While everyone around the Miami Marlins has been eager for a first spring look at vaunted pitching prospect Jose Fernandez, Rob Brantly made sure he had a front-row seat.
Brantly used his leverage as the likely starting catcher to ensure he caught Fernandez's first bullpen session Tuesday. When Fernandez stepped on the mound with his group to throw, Brantly moved down the row of catchers to take the place opposite the young Cuban right-hander.
"The kid was Pitcher of the Year for a reason," Brantly said after the 10-minute session. "He came in under control. Ninety-nine percent of the pitches he threw were at my knees or right below it -- where you want it to be.
"He looks like a big-leaguer."
At 19, Fernandez is getting his first taste of a big-league camp. He appeared as comfortable on his first day as he was last season with the Class A Jupiter Hammerheads, where he was 7-1 with a 1.96 ERA.
Asked if he is ready for the next step, Fernandez said, "Big time. I've been ready. I've been waiting for big things all my life. That's what I came to the United States for, to pitch in the big leagues. It's a great feeling being this close."
Fernandez spent most of the session working on a changeup he is trying to add to his repertoire. Perfecting the changeup to go with a fastball that touches 98 mph and an effective curveball could hasten his arrival with the Marlins. He is expected to open the season at Double-A Jacksonville.
"His arm speed is consistent with all his pitches. It was real good. It was a solid bullpen," Brantly said.
Manager Mike Redmond, a former catcher, also was impressed.
"I tried to back off to the side a little bit. I didn't want to stand behind him and get him too amped up, but I was watching him," Redmond said. "He's very confident. He's got good stuff, you can tell. He has that great mound presence of a great pitcher."

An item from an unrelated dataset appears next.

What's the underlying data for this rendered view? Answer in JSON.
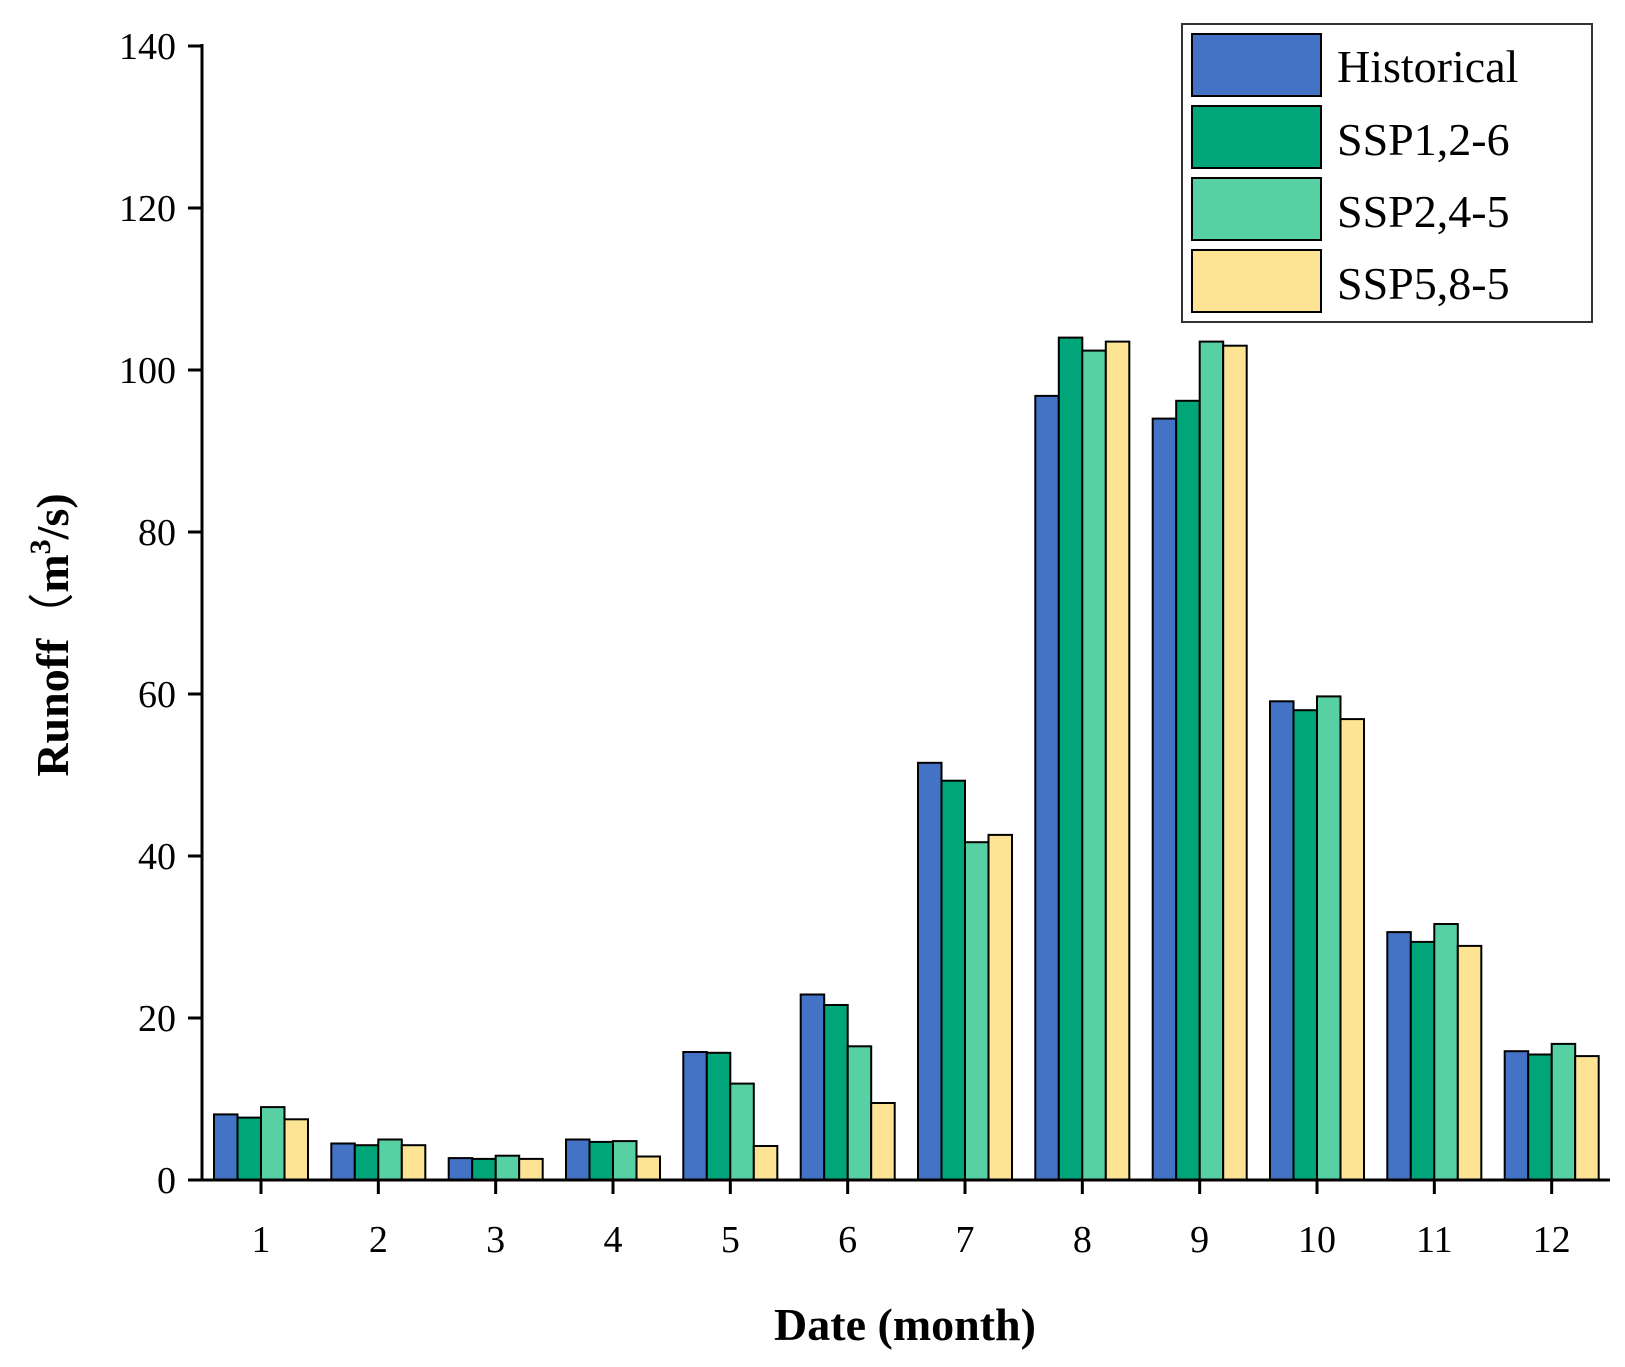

Redmond recalled catching Josh Beckett's first bullpen session the spring after the right-hander was a first-round draft choice out of high school.
"I remember being impressed by his changeup. For a high school kid, he was so polished," Redmond said. "It was like, man, that's the best changeup I've ever seen from a high school guy. Then he threw a heater and hit me on the wrist, and I wasn't so impressed any more."
Fernandez is the Marlins' most highly touted pitching prospect since Beckett. He exudes a similar degree of confidence to Beckett, who arrived talking about All-Star aspirations and went on to be World Series MVP for the Marlins in 2003.
"There's a lot of talk. I said every time, I want to be the best. That's what I work for," Fernandez said. "I don't want to be the second-best, I want to be the best. It's fine, I'll work for it."
Nolasco not looking back
Veteran right-hander Ricky Nolasco, who expressed a desire to be traded after the Marlins dealt away fellow starters Josh Johnson and Mark Buehrle to Toronto, said he is focusing on his role as staff ace.
"I'm just moving forward. Anything that has happened in the past isn't going to be talked about any more. I'm just trying to come out and meet all of my new teammates.
"I'm not thinking about any trades or anything like that. I'm just trying to go start by start and day by day, and as much as I can help this organization to win as many games as I can."
Nolasco is in the last year of his contract, worth about $11.5 million this season.
"It is a big year," he said. "I'm just trying to stay level-headed and not put any extra pressure on myself. What happens, happens. The only thing I really want to do is stay healthy and make all my starts."
The first roster casualty was catcher Craig Tatum, a spring invitee on a minor league contract. Tatum, who last played in the majors in 2011 with Baltimore, decided to retire. There are 38 pitchers in camp and there will be 73 players total when full-squad workouts begin Friday.
"It's definitely going to be a challenge to try to get everybody in games and see guys. We'll probably have to end up playing some intrasquad games for some of the younger guys, add some B games," Redmond said.